I hope this info helps- we pray for your family's strength, patience, well-being and lots of Love. Please feel free to ask questions.

sgtbulldog 11-09-2014 10:52 AM

Re: Adult Down Syndrome
 
Thank you the info is helpful. Living in Wyoming we don't have a lot of resources to draw from. We know we need to get Cruz to a Dr. It's just with him fighting and it seem we have to find a new Dr. all the time as Dr. Don't hang around here for long and that just adds to the frustration. Cruz loves music and we play the for him but when he acts out there are no warning signs any more. We use to be able to catch him before he acted out but now he's surprising us. It's been a learning experience for me but one I have enjoyed. I miss my little buddy and hope he will one day he will let me back in his life like before. Thank you again.

MomOfDownsAutis 11-09-2014 10:54 AM

Re: Adult Down Syndrome
 
I forgot to add-
Reward the "Good Behaviors" with lots of praise, sometimes treats- to encourage more good behaviors. Be really enthusiastic about his good behavior like- "I really love how you were being gentle, it makes me very happy"- etc. He really needs to be acknowledged when he's doing good. I have a tendency of getting too caught up in things and have to remind myself to interact with him more, even if I'm just trying to figure things out. He likes to be included in decisions.

Tyler loves "The Imagination Movers" and The Wiggles- even though he is almost 22. He loves the music and dancing and chooses them on You Tube so I have a playlist set up for him.

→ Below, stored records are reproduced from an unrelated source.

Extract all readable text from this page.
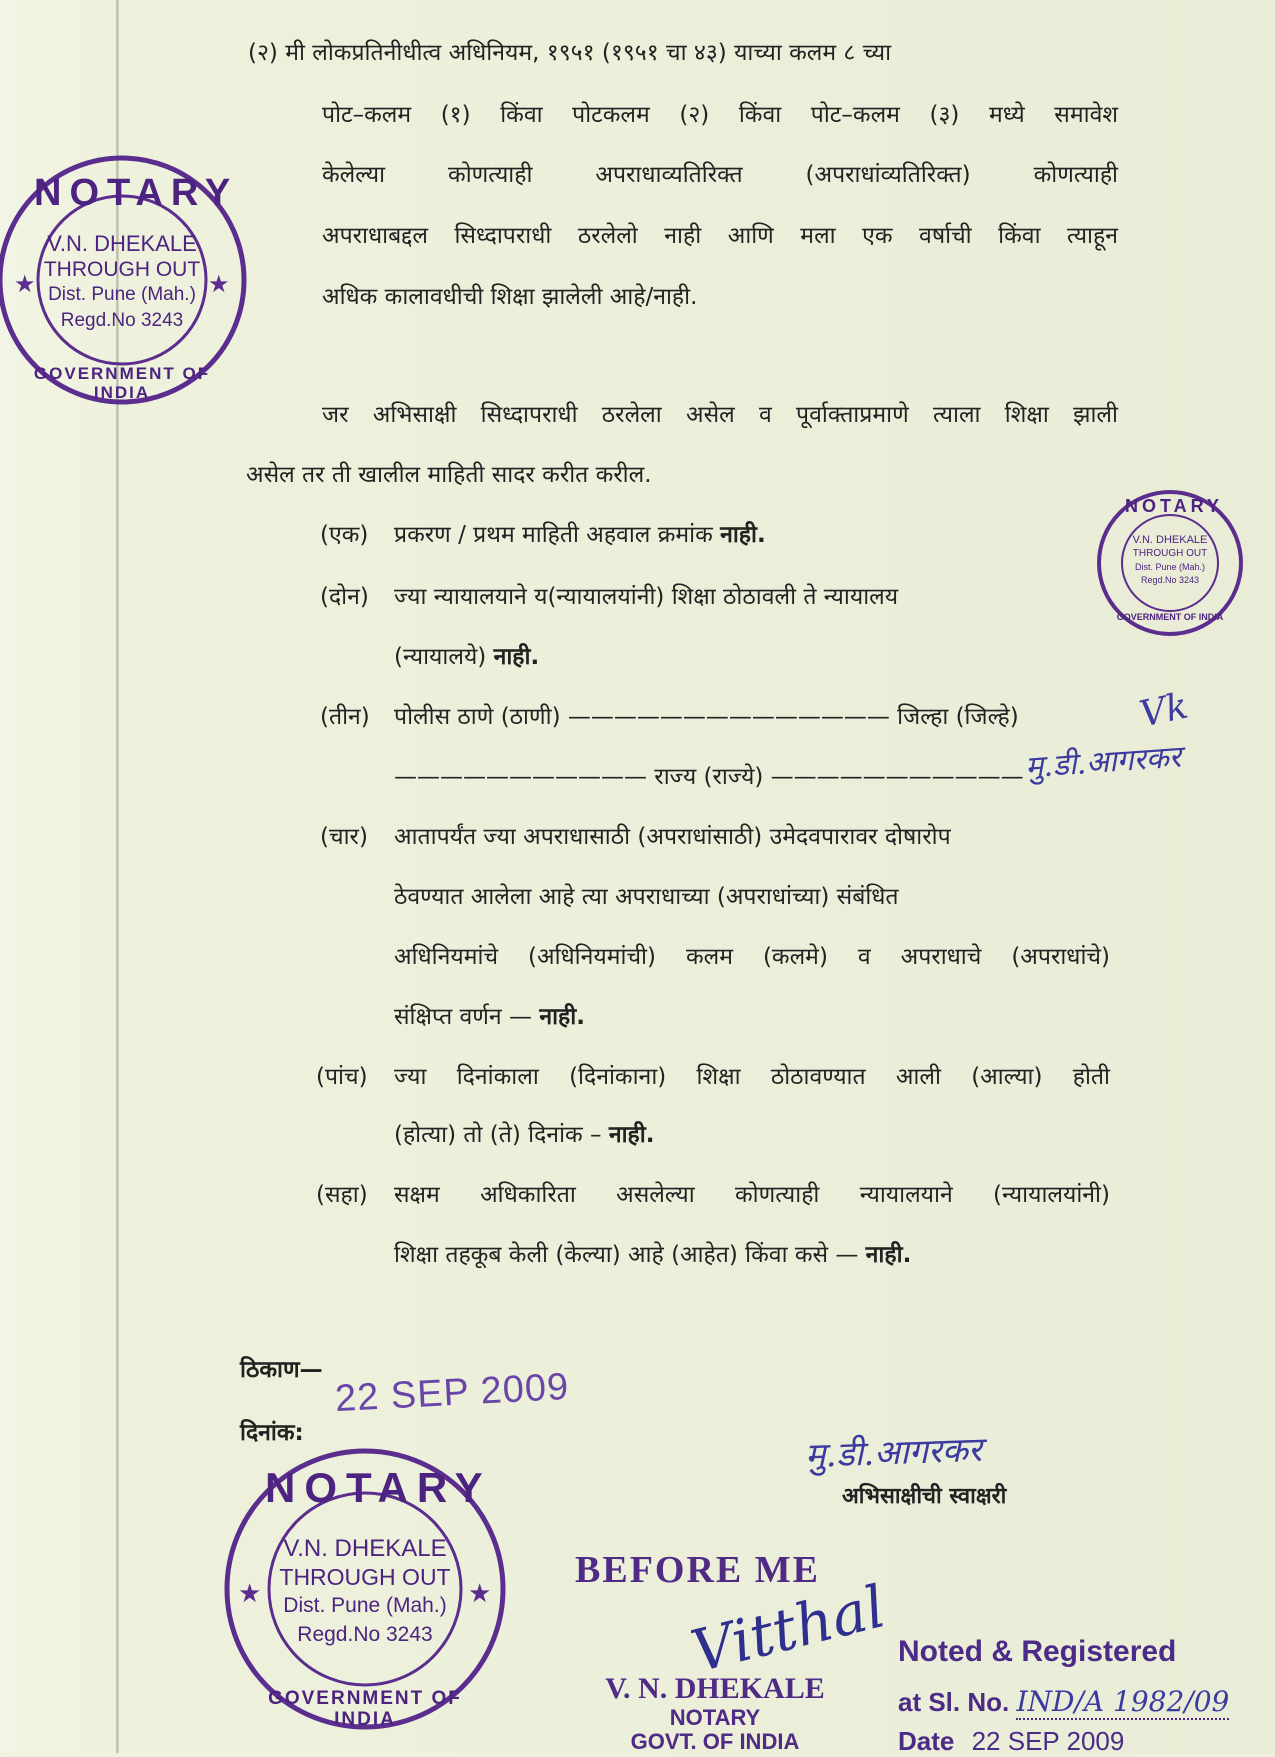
(२) मी लोकप्रतिनीधीत्व अधिनियम, १९५१ (१९५१ चा ४३) याच्या कलम ८ च्या
पोट–कलम (१) किंवा पोटकलम (२) किंवा पोट–कलम (३) मध्ये समावेश
केलेल्या कोणत्याही अपराधाव्यतिरिक्त (अपराधांव्यतिरिक्त) कोणत्याही
अपराधाबद्दल सिध्दापराधी ठरलेलो नाही आणि मला एक वर्षाची किंवा त्याहून
अधिक कालावधीची शिक्षा झालेली आहे/नाही.
जर अभिसाक्षी सिध्दापराधी ठरलेला असेल व पूर्वाक्ताप्रमाणे त्याला शिक्षा झाली
असेल तर ती खालील माहिती सादर करीत करील.
(एक) प्रकरण / प्रथम माहिती अहवाल क्रमांक नाही.
(दोन) ज्या न्यायालयाने य(न्यायालयांनी) शिक्षा ठोठावली ते न्यायालय
(न्यायालये) नाही.
(तीन) पोलीस ठाणे (ठाणी) —————————————— जिल्हा (जिल्हे)
——————————— राज्य (राज्ये) ———————————
(चार) आतापर्यंत ज्या अपराधासाठी (अपराधांसाठी) उमेदवपारावर दोषारोप
ठेवण्यात आलेला आहे त्या अपराधाच्या (अपराधांच्या) संबंधित
अधिनियमांचे (अधिनियमांची) कलम (कलमे) व अपराधाचे (अपराधांचे)
संक्षिप्त वर्णन — नाही.
(पांच) ज्या दिनांकाला (दिनांकाना) शिक्षा ठोठावण्यात आली (आल्या) होती
(होत्या) तो (ते) दिनांक – नाही.
(सहा) सक्षम अधिकारिता असलेल्या कोणत्याही न्यायालयाने (न्यायालयांनी)
शिक्षा तहकूब केली (केल्या) आहे (आहेत) किंवा कसे — नाही.
ठिकाण—
दिनांक:
22 SEP 2009
Vk
मु.डी.आगरकर
मु.डी.आगरकर
अभिसाक्षीची स्वाक्षरी
★	★
NOTARY
V.N. DHEKALE
THROUGH OUT
Dist. Pune (Mah.)
Regd.No 3243
GOVERNMENT OF INDIA
NOTARY
V.N. DHEKALE
THROUGH OUT
Dist. Pune (Mah.)
Regd.No 3243
GOVERNMENT OF INDIA
★	★
NOTARY
V.N. DHEKALE
THROUGH OUT
Dist. Pune (Mah.)
Regd.No 3243
GOVERNMENT OF INDIA
BEFORE ME
Vitthal
V. N. DHEKALE
NOTARY
GOVT. OF INDIA
Noted & Registered
at Sl. No. IND/A 1982/09
Date 22 SEP 2009
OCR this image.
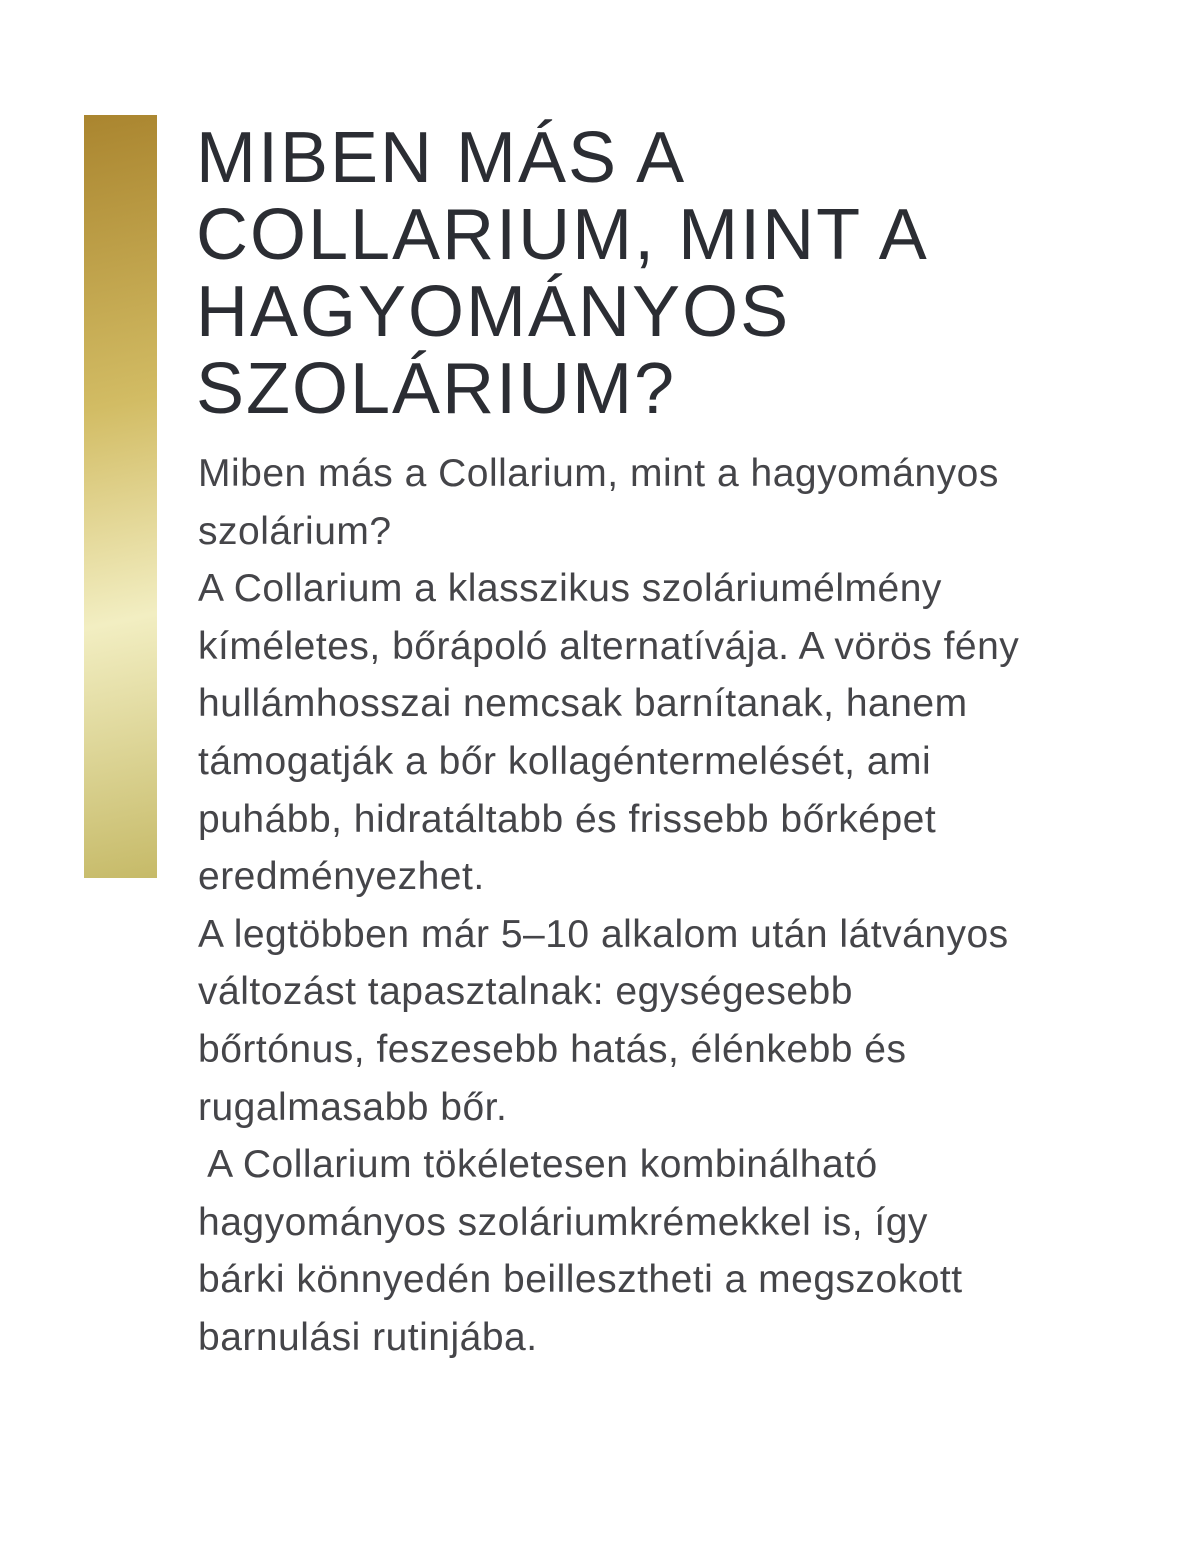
MIBEN MÁS A
COLLARIUM, MINT A
HAGYOMÁNYOS
SZOLÁRIUM?

Miben más a Collarium, mint a hagyományos
szolárium?

A Collarium a klasszikus szoláriumélmény
kíméletes, bőrápoló alternatívája. A vörös fény
hullámhosszai nemcsak barnítanak, hanem
támogatják a bőr kollagéntermelését, ami
puhább, hidratáltabb és frissebb bőrképet
eredményezhet.

A legtöbben már 5–10 alkalom után látványos
változást tapasztalnak: egységesebb
bőrtónus, feszesebb hatás, élénkebb és
rugalmasabb bőr.

A Collarium tökéletesen kombinálható
hagyományos szoláriumkrémekkel is, így
bárki könnyedén beillesztheti a megszokott
barnulási rutinjába.
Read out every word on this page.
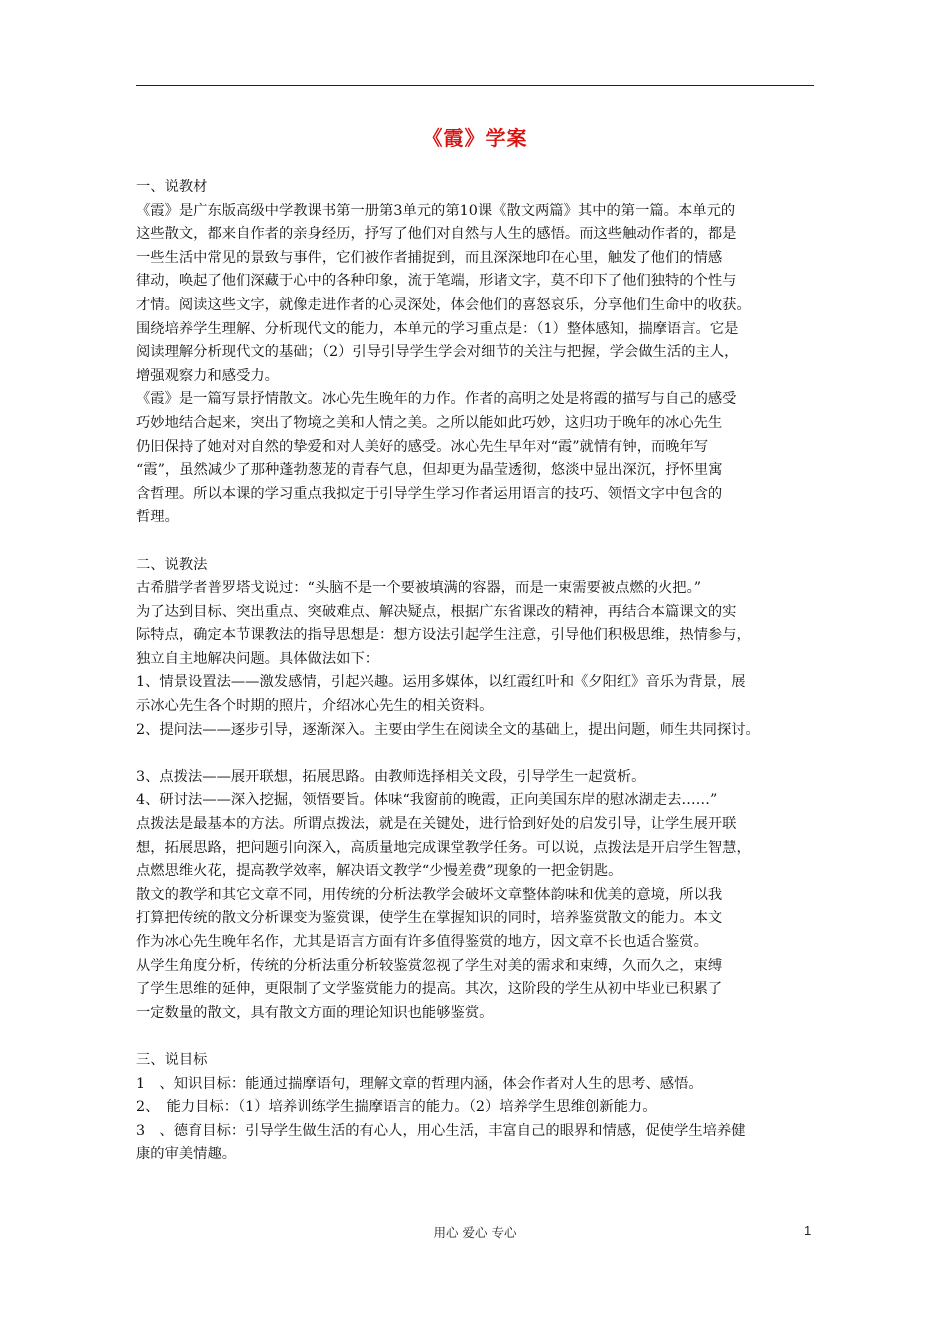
《霞》学案
一、说教材
《霞》是广东版高级中学教课书第一册第3单元的第10课《散文两篇》其中的第一篇。本单元的
这些散文，都来自作者的亲身经历，抒写了他们对自然与人生的感悟。而这些触动作者的，都是
一些生活中常见的景致与事件，它们被作者捕捉到，而且深深地印在心里，触发了他们的情感
律动，唤起了他们深藏于心中的各种印象，流于笔端，形诸文字，莫不印下了他们独特的个性与
才情。阅读这些文字，就像走进作者的心灵深处，体会他们的喜怒哀乐，分享他们生命中的收获。
围绕培养学生理解、分析现代文的能力，本单元的学习重点是：（1）整体感知，揣摩语言。它是
阅读理解分析现代文的基础；（2）引导引导学生学会对细节的关注与把握，学会做生活的主人，
增强观察力和感受力。
《霞》是一篇写景抒情散文。冰心先生晚年的力作。作者的高明之处是将霞的描写与自己的感受
巧妙地结合起来，突出了物境之美和人情之美。之所以能如此巧妙，这归功于晚年的冰心先生
仍旧保持了她对对自然的挚爱和对人美好的感受。冰心先生早年对“霞”就情有钟，而晚年写
“霞”，虽然减少了那种蓬勃葱茏的青春气息，但却更为晶莹透彻，悠淡中显出深沉，抒怀里寓
含哲理。所以本课的学习重点我拟定于引导学生学习作者运用语言的技巧、领悟文字中包含的
哲理。
二、说教法
古希腊学者普罗塔戈说过：“头脑不是一个要被填满的容器，而是一束需要被点燃的火把。”
为了达到目标、突出重点、突破难点、解决疑点，根据广东省课改的精神，再结合本篇课文的实
际特点，确定本节课教法的指导思想是：想方设法引起学生注意，引导他们积极思维，热情参与，
独立自主地解决问题。具体做法如下：
1、情景设置法——激发感情，引起兴趣。运用多媒体，以红霞红叶和《夕阳红》音乐为背景，展
示冰心先生各个时期的照片，介绍冰心先生的相关资料。
2、提问法——逐步引导，逐渐深入。主要由学生在阅读全文的基础上，提出问题，师生共同探讨。
3、点拨法——展开联想，拓展思路。由教师选择相关文段，引导学生一起赏析。
4、研讨法——深入挖掘，领悟要旨。体味“我窗前的晚霞，正向美国东岸的慰冰湖走去……”
点拨法是最基本的方法。所谓点拨法，就是在关键处，进行恰到好处的启发引导，让学生展开联
想，拓展思路，把问题引向深入，高质量地完成课堂教学任务。可以说，点拨法是开启学生智慧，
点燃思维火花，提高教学效率，解决语文教学“少慢差费”现象的一把金钥匙。
散文的教学和其它文章不同，用传统的分析法教学会破坏文章整体韵味和优美的意境，所以我
打算把传统的散文分析课变为鉴赏课，使学生在掌握知识的同时，培养鉴赏散文的能力。本文
作为冰心先生晚年名作，尤其是语言方面有许多值得鉴赏的地方，因文章不长也适合鉴赏。
从学生角度分析，传统的分析法重分析较鉴赏忽视了学生对美的需求和束缚，久而久之，束缚
了学生思维的延伸，更限制了文学鉴赏能力的提高。其次，这阶段的学生从初中毕业已积累了
一定数量的散文，具有散文方面的理论知识也能够鉴赏。
三、说目标
1　、知识目标：能通过揣摩语句，理解文章的哲理内涵，体会作者对人生的思考、感悟。
2、　能力目标：（1）培养训练学生揣摩语言的能力。（2）培养学生思维创新能力。
3　、德育目标：引导学生做生活的有心人，用心生活，丰富自己的眼界和情感，促使学生培养健
康的审美情趣。
用心 爱心 专心	1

MomOfDownsAutis 11-09-2014 11:26 AM

Re: Adult Down Syndrome
 
Wow- After searching for Disability services in Wyoming, I see what you mean. There must be something. Does he receive SSI?
We're in California and are lucky to have easy access to resources. I'll check with my Regional Center Worker to see if she knows of resources for you in Wyoming.

Clyde1 11-09-2014 01:25 PM

Re: Adult Down Syndrome
 
There is a book, "Mental Wellness in Adults With Down Syndrome," by Dr. Chicoine. Dr. Chicoine began and still runs the oldest adult down syndrome health clinic in the U.S., and possibly the world. Unfortunately it is just outside of Chicago, and due to overwhelmig response, they only see residents of Ill.. The book has an invaluable amount of information and can be ordered from ******. It describes common issues to be aware of that impact persons with DS. There is new information since the book was first published, but it still is a wealth of information. My daughter began a decline in early 2008, and we just received a diagnosis last year at Vanderbilt. Her story is on the Down Syndrome and Hashimotos Encephalopathy discussion. Accolades to all of you wonderful caregivers, particularly to the lady who is concerned about her stepson.

sgtbulldog 11-09-2014 04:19 PM

Re: Adult Down Syndrome
 
He does get SSI not much and he is on the Wyoming waiver that gives out money to help but that money goes towards caregiving due to both of us having to work.He does well with his sitter, for now, but we just want to make him happy and it breaks my heart to see him this way.